Because Republicans surprisingly held a number of state legislatures in 2020 the party is still in a strong position in the suburbs because they can draw favorable lines. But the special election in TX – 6 was fought out under the old lines where Democrats made gains in the last few years. Though Trump carried it in 2020 he lost a lot of ground.

A quick primer on this district and election is necessary to point out how it is the first indicator of a rough 2022 for the party in power. The district was created in 2011 and meant to be the traditional suburban TX GOP district. But, in 2016 that eroded and the Arlington portion of the district went blue and has in every subsequent election. Meanwhile, the district takes in exurban Dallas/Arlington Navarro and Ellis Counties. For reference, Trump lost the Arlington portion of the district by over 5 points while he he won both other counties by plus 30.

Former Representative Ron Wright died from COVID – 19 complications earlier in the year and as a result the seat became open.
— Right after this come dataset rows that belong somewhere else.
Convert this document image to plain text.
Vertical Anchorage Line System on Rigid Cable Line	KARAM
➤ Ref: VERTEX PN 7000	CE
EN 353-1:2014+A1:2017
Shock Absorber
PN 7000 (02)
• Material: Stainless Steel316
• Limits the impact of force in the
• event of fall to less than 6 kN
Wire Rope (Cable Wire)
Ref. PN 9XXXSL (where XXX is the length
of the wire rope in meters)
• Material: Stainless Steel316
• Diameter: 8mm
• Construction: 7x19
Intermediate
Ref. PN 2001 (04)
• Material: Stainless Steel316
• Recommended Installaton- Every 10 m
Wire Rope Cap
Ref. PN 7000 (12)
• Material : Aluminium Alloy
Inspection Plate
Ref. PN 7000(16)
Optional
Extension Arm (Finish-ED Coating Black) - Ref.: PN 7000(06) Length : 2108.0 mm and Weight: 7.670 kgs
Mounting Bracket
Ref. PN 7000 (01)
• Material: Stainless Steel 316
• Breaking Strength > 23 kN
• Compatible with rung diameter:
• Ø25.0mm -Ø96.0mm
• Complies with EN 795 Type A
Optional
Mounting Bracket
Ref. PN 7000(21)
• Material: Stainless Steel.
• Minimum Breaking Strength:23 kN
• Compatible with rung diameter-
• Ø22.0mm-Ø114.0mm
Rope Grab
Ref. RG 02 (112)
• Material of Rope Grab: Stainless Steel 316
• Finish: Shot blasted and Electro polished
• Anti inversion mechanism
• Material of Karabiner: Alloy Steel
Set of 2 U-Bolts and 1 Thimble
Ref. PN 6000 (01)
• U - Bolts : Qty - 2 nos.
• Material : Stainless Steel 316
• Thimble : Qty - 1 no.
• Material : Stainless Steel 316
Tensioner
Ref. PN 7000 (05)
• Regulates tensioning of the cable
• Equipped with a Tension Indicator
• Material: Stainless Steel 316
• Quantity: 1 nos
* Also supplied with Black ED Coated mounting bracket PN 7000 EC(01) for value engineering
A massive field of 23 candidates developed including his widow, GOP activist Susan Wright and a number of other Republicans and Democrats. Because Texas uses run-offs and such a massive field developed, it was assumed a run – off would occur. The main questions were who would make it to the run – off and how would the total GOP/Dem vote total compare to 2020.

Admittedly, Republicans spent and raised more money in the race than Democrats but even that cannot explain the results. The trend Democrats saw in 2016 and 2020 they hoped would continue hit a massive and unyielding wall. At last count the vote split between the Republican and Democratic candidates was a whopping 61/36.T is redder than Mitt Romney’s 17 point victory in 2012 and 22 points better than Trump in 2020. Three of the four top vote – getters were Republicans. Susan Wright has advanced to the run – off which has yet to be set (TX law does not allow the date of a special election run – off to be set until the first race is conducted) and Republican Jake Ellzy is narrowly leading Jana Lynne Sanchez, the 2018 Democratic candidate for the district. For Democrats to be locked out of a suburban run – off is a bad harbinger for 2022.

Because of the massive overperformance relative to 2020 the combined GOP vote total in blue Arlington was 53/45 R (+13R), Ellis 79/21 (+20R) and Navarro 80/19 (+14R). Assuming things are static in 2022 (which of course they won’t be) if the GOP overperformed this much nationally from 2020 they would put 100 seats in play. We know they don’t need nearly that many seats to take back the house though.

Let’s keep in mind the national context this race was fought in. President Biden is popular, and the government is doling out money like candy. It is unlikely the national environment is going to look any better for the party yet the party is likely to be locked out of a run – off in a seat Biden lost by a mere three points.

Obviously, each race is unique. But, we also look for indicators about how midterms will go. Legislative special elections have shown a strong resurgence for the GOP down – ballot but this contest was the first true test of how marginal seat races would play out. The result is absolutely damning for Democrats.

It is little wonder why Democrats are acting like they need to pass their entire dream agenda in two years vs. doing it piecemeal and assuming they even have a chance to hold power. Well, after these results, don’t expect the Democratic push to pass their ambitious agenda to be satiated. Rather it is likely to accelerate. That is, until moderates, or perceived moderates, bolt from an agenda which would raise taxes, push an unpopular social agenda and cost them their seats.

Republicans should definitely be optimistic after TX – 6 and a t least confident some of the suburbs will revert to the norm in 2022. Democrats should be worried they suffered such a humiliating setback at a time when they have passed the most popular parts of their agenda and not even touched the the hard part of their agenda. Good luck with that!